VARIANTS CALLING OPTIMIZATION: PARAMETER SWEEP OF THE GATK BEST PRACTICES PIPELINE
1,2Azza Ahmed, 3Gloria Rendon, 3,4Liudmila Sergeevna Mainzer, 4Victor Jongeneel, 1Faisal M. Fadlelmola
1Centre for Bioinformatics and Systems Biology, Faculty of Science, University of Khartoum, Sudan
2Department of Electrical and Electronic Engineering, Faculty of Engineering, University of Khartoum, Sudan
3Institute for Genomic Biology, University of Illinois Urbana-Champaign, USA
4National Center for Supercomputing Applications, University of Illinois Urbana-Champaign, USA
The advent of massively parallel sequencing technologies (Next Generation Sequencing, NGS) had modified the landscape of human genetics. Whole Exome Sequencing (WES) is the NGS branch that focuses on the exonic regions of the eukaryotic genomes. Exomes are of interest as they are helping us understand high-penetrance allelic variation and its relationship to phenotype.
Variant calling is a study of genomic sequences differences, between some samples of interest and the reference genome; with the purpose of aiding understanding disease (or phenotype mechanism) and ultimately designing optimal treatment targets (i.e. personalized medicine). Typically, this involves many wet lab assays and procedures for preparing the biological samples and intensive computational processing via many tools and software. Errors can creep into the analysis from any of these aspects.

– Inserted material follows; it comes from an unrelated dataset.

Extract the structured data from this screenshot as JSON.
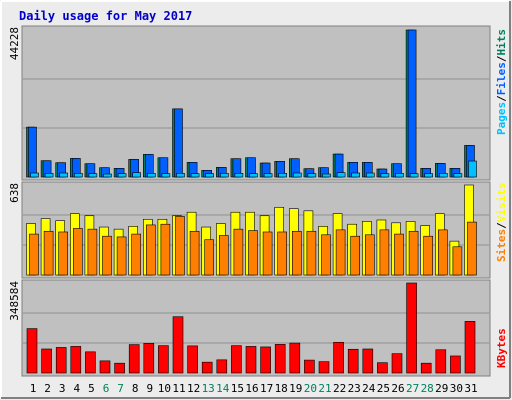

When carried out in large cohorts, errors are exacerbated, and the variants observed at the level of the individual are lost in joint genotyping. Besides experimental wet lab errors, the called variants are subject to biases due to the choice of software, configuration of the analysis pipeline, and individual parameters of each tool used. Also intended as the pilot phase of a collaboration with Mayo Clinic in Florida, USA, this talk provides insights into the effect of the parameter configurations in a variant calling pipeline following GATK best practices from a mathematical point of view, along with experimental results, with the objective of identifying optimization targets in such a set up. Computational challenges relating to running the pipeline in this context are also highlighted.